O Globo, n. 31440, 05/09/2019. Opinião, p. 2

Hora da liderança legislativa na Previdência


O Senado avança na reforma da Previdência. A aprovação de dois projetos na Comissão de Constituição e Justiça abre caminho para concluir a votação no plenário, em dois turnos, ainda em outubro.

Mostrou-se acertado, ao menos nesse primeiro round, o acordo de procedimento feito pelos presidentes do Senado, Davi Alcolumbre; da Câmara, Rodrigo Maia, e pelo senador Tasso Jereissati (relator).

Conseguiram preservar a proposta de emenda constitucional aprovada na Câmara. E concentraram aspectos ainda polêmicos em PEC com tramitação simultânea, com detalhe relevante: ela abriga a possibilidade de adesão de estados e municípios ao futuro regime previdenciário da União.

É decisão importante para a criação de um ambiente político propício às demais iniciativas de modernização do Estado. Trata-se de uma corrida contra o tempo, na qual se tenta recuperar o tempo perdido nas últimas décadas e, ao mesmo tempo, abrir uma janela para o futuro.

De um lado, procura-se resgatar o princípio constitucional da igualdade de direitos, com redução das evidentes desigualdades no sistema previdenciário. De outro, sinaliza-se com a preservação da capacidade de solvência do setor público no médio prazo. São fundamentos de uma necessária mudança do ambiente econômico e social do país, com consequências positivas na recuperação da economia e na retomada de investimentos privados.

É correto o diagnóstico governamental de que um novo ciclo de crescimento econômico depende do reequilíbrio das contas públicas.

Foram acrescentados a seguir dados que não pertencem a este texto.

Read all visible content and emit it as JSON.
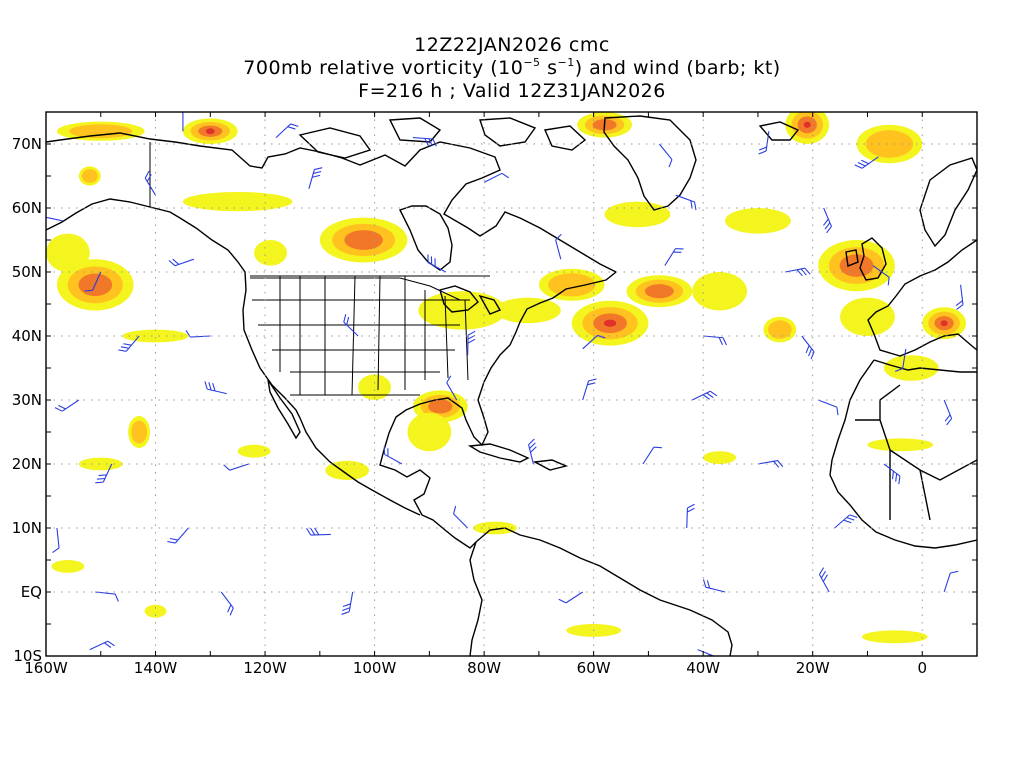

Para tanto, é preciso rever as regras da Previdência, cujos gastos sobem ao ritmo de R$ 50 bilhões por ano e consomem mais da metade do orçamento.

O Legislativo, felizmente, percebeu os riscos adiante e assumiu a liderança da reforma da Previdência, ao mesmo tempo em que preparara outras, nas áreas tributária e de gestão do Estado. Esse entendimento político decorre não apenas de uma fragilidade econômica conjuntural, mas da necessidade de reconhecer um fenômeno social brasileiro, o aumento significativo da expectativa de vida. Aos 65 anos de idade, as mulheres têm expectativa de vida de 85 anos. Os homens, de 82 anos. E é preciso criar condições para que o Estado possa atender adequadamente à mudança estrutural na demografia.

A ONU calcula que, nas três décadas a partir de 2030, o Brasil vai duplicar novamente (14% para 28%) a proporção de pessoas idosas da população. França, Suécia e Estados Unidos só devem alcançar situação similar no último quarto deste século.

Hoje, o país gasta o equivalente a 14% do Produto Interno Bruto com a Previdência. Com essa acelerada transição demográfica, vai gastar 25% do PIB em 2050, estima a Organização para Cooperação e Desenvolvimento Econômico. Sem reforma já, o futuro é só dúvida.